- Citizenship: Zambia
- Occupation: Investigative journalist
- Employer(s): Zambian Watchdog Zambian Whistleblower
- Criminal charges: Sedition
- Criminal status: Under investigation

= Thomas Allan Zgambo =

Zambian investigative journalist

Thomas Allan Zgambo is a Zambian investigative journalist. He has been charged with sedition on multiple occasions due to his articles critical of the Zambian government.

== Biography ==
Zgambo first rose to prominence through his work with the Zambian Watchdog, an investigative online media platform that reported on corruption in Zambia. In 2013, Zgambo was charged with sedition under a colonial-era law after documents about the then-President of Zambia, Michael Sata, were found at his home. Zgambo was subsequently released on a bond, but never received a court date in relation to the charge.

The Zambian Watchdog was publicly supportive of Hakainde Hichilema, the United Party for National Development candidate in the 2015 presidential election held after Sata's death, with Zgambo a notable exception, having publicly expressed his support for Rupiah Banda. Hichilema did not win the election, being defeated by Edgar Lungu of the Patriotic Front, but was subsequently elected as President of Zambia in 2021, where he had once again been supported by the Zambian Watchdog but not by Zgambo. Zgambo later stated that his lack of support for Hichilema led to him experiencing increased persecution from state authorities following Hichilema's election.

Since 2021, Zgambo has worked as a correspondent for the Zambian Whistleblower, another investigative news outlet that posts on social media, including Facebook, YouTube, and X. Zgambo's articles have been described as frequently critical of the ruling United Party for National Development.

On 28 November 2023, Zgambo was arrested and detained at Chilenje police station in Lusaka on charges of sedition for publishing an article "with a view to raise discontent and disaffection among the people of Zambia". The charge was in relation to a 17 October article published by the Zambian Whistleblower alleging that the Zambia National Service was importing "substandard" genetically modified maize from South Africa without informing Zambian consumers about the potential harm it could cause. Zgambo was released on bail on 1 December after paying a 50, 000 ZMW bond, with a further court hearing scheduled for 27 August 2024. The day after his release, the Zambian Whisteblower reposted the article.

On 6 August 2024, Zgambo was arrested and detained for two days after publishing an article on Facebook on 28 July criticising the government for renting a property allegedly linked to Hichilema, calling for government transparency, including Hichilema publicly declaring his assets.
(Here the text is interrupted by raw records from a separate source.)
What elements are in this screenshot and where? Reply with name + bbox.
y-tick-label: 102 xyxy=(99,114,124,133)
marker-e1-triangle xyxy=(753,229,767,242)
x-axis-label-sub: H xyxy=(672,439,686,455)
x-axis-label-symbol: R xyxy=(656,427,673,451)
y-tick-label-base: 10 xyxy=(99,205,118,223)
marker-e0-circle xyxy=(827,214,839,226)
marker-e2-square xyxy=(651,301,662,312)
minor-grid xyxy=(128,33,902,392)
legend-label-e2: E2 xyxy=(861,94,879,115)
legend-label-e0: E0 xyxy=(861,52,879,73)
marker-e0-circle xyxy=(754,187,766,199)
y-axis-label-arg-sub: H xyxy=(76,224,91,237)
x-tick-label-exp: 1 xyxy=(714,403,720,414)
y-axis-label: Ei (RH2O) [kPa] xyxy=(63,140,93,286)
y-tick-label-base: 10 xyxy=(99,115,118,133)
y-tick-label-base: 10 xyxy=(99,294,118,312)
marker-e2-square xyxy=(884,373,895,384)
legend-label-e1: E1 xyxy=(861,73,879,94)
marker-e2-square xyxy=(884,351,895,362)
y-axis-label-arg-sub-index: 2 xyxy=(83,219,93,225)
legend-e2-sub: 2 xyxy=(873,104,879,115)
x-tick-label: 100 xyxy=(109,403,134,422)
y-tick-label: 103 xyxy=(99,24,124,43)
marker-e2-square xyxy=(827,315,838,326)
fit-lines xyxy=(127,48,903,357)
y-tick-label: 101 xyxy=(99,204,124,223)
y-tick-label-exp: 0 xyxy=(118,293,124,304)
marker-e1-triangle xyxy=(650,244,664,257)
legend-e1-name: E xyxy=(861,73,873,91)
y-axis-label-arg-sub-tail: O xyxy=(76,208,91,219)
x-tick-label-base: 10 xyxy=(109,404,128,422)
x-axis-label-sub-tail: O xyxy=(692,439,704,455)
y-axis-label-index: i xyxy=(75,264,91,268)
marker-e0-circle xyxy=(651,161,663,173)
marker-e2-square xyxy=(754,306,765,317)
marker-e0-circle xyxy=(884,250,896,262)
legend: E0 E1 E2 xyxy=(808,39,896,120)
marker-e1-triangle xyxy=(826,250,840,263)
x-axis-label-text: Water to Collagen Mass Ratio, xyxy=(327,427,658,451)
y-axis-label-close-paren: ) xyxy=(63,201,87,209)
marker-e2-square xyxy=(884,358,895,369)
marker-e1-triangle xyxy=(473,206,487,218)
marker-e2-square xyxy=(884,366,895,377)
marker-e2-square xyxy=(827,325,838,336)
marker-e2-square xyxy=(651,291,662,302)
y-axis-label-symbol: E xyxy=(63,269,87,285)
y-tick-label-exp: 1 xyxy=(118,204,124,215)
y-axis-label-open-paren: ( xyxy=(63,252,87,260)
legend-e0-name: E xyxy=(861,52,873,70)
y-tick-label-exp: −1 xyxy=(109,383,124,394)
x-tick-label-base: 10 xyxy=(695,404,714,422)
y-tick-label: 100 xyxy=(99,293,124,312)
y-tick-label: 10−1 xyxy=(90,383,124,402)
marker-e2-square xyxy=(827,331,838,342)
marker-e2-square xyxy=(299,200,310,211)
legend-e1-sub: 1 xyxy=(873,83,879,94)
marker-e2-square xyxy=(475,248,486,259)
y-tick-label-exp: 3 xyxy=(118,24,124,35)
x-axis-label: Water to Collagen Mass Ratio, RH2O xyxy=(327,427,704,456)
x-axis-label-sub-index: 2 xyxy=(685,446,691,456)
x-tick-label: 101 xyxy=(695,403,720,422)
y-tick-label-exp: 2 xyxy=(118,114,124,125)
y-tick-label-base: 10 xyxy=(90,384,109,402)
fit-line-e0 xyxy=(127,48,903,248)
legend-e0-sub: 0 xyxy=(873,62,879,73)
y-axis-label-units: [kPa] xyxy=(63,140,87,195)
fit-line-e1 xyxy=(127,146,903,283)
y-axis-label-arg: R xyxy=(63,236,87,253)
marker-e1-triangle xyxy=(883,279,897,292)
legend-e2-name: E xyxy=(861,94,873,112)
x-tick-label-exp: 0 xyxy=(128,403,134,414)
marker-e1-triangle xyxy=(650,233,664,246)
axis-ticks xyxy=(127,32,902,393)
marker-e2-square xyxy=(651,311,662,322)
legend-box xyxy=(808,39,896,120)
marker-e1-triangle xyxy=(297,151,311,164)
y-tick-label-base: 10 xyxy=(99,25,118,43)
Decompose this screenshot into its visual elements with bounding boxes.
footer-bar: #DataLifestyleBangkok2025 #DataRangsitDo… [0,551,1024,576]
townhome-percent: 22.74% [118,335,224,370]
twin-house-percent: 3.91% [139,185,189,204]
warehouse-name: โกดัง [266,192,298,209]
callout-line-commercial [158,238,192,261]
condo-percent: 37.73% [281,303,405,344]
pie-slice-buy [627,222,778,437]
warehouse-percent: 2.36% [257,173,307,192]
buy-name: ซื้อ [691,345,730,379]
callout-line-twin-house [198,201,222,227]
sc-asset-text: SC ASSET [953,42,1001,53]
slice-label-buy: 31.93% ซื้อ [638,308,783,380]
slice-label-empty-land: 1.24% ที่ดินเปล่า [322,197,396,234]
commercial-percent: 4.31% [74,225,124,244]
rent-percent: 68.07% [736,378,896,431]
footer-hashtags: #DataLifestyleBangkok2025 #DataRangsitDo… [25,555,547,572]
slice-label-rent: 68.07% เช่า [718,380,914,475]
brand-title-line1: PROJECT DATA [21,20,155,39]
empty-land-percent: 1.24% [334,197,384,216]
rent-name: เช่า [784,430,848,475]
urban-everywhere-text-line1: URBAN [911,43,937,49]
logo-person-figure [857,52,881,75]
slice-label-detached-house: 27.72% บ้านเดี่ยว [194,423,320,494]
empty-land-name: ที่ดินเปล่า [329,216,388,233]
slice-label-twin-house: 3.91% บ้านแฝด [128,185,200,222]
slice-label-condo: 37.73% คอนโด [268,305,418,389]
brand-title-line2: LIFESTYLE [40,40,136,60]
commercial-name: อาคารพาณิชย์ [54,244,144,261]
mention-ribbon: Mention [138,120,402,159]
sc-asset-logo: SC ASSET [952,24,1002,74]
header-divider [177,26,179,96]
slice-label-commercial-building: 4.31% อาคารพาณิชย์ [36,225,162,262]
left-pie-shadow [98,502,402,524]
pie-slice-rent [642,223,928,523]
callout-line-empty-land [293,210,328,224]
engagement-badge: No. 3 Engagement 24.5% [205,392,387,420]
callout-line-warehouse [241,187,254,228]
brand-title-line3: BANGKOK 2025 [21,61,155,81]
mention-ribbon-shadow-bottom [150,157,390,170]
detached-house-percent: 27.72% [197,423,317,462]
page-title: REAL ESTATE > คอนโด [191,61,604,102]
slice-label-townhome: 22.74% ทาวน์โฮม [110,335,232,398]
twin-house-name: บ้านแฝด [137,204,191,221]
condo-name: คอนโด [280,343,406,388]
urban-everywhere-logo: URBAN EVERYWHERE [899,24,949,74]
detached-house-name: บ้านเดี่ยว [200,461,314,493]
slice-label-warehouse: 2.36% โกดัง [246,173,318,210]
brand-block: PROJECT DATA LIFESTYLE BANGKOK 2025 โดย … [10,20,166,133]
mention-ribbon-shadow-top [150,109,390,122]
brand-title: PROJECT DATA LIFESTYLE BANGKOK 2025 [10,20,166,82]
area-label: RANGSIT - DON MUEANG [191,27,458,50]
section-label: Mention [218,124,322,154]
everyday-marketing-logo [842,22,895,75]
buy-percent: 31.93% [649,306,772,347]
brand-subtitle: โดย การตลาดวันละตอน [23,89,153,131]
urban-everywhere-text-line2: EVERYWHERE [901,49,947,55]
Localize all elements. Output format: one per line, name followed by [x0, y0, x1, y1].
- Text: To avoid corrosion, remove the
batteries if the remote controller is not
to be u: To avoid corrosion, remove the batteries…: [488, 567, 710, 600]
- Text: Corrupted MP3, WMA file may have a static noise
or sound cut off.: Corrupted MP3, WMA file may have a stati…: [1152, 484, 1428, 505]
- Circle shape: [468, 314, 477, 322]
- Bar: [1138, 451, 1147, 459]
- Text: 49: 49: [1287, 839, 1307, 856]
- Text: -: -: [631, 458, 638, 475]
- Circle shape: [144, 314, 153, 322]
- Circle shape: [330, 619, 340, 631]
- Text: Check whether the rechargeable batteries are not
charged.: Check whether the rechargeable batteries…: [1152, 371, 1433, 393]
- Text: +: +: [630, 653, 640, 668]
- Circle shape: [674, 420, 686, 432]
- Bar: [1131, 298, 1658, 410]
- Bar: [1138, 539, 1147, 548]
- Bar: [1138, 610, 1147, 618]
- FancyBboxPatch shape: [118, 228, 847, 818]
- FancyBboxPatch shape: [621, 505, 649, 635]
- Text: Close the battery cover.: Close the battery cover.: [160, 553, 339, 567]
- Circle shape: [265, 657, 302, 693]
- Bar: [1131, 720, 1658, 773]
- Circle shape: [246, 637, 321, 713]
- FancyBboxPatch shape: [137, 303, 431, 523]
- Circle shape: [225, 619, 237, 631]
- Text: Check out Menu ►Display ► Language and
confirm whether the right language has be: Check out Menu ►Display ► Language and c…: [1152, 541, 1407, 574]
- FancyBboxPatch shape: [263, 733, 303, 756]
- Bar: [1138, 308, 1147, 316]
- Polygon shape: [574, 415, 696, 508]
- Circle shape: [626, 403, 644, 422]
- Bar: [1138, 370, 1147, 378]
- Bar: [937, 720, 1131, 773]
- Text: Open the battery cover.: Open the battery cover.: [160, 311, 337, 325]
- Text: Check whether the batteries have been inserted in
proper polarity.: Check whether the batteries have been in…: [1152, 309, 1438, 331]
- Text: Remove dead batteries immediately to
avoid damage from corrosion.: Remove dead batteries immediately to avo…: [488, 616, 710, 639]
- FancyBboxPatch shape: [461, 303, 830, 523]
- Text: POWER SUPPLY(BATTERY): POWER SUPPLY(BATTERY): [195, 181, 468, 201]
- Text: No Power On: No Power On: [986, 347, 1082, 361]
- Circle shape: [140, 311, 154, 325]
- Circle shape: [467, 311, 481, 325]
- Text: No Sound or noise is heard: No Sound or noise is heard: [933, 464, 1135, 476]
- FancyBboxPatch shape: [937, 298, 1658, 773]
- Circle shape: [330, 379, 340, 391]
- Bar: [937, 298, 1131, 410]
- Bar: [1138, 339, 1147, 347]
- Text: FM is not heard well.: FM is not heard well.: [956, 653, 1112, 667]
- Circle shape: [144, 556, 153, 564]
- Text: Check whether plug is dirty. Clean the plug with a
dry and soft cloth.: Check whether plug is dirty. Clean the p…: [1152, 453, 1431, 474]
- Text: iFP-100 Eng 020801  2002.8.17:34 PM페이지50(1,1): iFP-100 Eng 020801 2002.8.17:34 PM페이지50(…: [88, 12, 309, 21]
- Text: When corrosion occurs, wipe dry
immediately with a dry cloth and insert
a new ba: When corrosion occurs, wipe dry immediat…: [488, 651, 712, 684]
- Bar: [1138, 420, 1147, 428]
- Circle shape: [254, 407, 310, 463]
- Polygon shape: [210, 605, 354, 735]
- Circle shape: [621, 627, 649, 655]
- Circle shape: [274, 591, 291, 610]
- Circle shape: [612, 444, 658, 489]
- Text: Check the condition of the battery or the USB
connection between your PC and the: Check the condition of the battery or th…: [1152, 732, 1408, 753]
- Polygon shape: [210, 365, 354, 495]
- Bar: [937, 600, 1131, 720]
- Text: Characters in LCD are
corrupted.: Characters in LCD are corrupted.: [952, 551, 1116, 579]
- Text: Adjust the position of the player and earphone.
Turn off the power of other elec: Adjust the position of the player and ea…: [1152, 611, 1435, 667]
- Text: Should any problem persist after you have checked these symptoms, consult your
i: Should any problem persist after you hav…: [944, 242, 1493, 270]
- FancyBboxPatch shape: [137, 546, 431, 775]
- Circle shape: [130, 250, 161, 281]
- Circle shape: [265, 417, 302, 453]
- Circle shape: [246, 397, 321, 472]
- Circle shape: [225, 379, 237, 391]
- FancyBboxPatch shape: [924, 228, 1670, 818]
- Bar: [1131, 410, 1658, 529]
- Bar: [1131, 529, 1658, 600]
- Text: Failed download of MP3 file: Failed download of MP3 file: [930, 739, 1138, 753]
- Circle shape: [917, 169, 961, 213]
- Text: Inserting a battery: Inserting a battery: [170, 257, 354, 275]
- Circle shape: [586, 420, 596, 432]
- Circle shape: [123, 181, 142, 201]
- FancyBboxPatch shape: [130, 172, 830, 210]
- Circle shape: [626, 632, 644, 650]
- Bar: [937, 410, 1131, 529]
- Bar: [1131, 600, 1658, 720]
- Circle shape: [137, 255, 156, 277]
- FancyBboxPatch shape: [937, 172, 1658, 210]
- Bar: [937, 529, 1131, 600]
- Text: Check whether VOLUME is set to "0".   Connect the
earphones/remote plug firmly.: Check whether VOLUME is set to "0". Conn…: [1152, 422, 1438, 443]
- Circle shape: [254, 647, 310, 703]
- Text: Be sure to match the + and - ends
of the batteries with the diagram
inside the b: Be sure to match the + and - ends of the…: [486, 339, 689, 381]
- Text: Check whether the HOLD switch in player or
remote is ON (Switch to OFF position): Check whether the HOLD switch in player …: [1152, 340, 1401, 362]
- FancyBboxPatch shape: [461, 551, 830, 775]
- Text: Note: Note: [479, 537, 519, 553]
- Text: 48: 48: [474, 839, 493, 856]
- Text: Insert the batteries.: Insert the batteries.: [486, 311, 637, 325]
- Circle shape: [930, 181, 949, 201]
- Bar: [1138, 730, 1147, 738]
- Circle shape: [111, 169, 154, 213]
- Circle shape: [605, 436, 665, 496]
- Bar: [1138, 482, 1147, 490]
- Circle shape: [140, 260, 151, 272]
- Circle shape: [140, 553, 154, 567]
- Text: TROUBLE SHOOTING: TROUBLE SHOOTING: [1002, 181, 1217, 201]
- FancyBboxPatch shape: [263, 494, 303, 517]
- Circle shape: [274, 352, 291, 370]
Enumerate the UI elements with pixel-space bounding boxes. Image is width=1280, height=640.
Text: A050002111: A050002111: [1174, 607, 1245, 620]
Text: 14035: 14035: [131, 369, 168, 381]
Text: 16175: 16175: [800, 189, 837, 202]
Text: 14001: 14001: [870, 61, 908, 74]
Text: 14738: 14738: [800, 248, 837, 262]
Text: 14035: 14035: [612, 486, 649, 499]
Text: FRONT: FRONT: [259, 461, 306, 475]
Zgambo was released on 8 August after being granted bail, with a court hearing scheduled for 22 August on charges of sedition.

In October 2024, Zgambo was arrested for a third time in a year while eating at a mall. He was held at a police station in Ridgeway, initially without charge, though it was reported it was linked to an article he had published that was critical of government officials. Zgambo reported from his prison cell that "these persistent arrests over my reporting are meant to silence me so I begin to report positively about the government".

The Committee to Project Journalists has called on Zambian authorities to drop all legal proceedings against Zgambo and to scrap laws that criminalised the work of the press. Amnesty International similarly called for Zgambo's release, emphasising that journalism was not a crime and that a free press, as well as freedom of expression, was guaranteed in the Constitution of Zambia.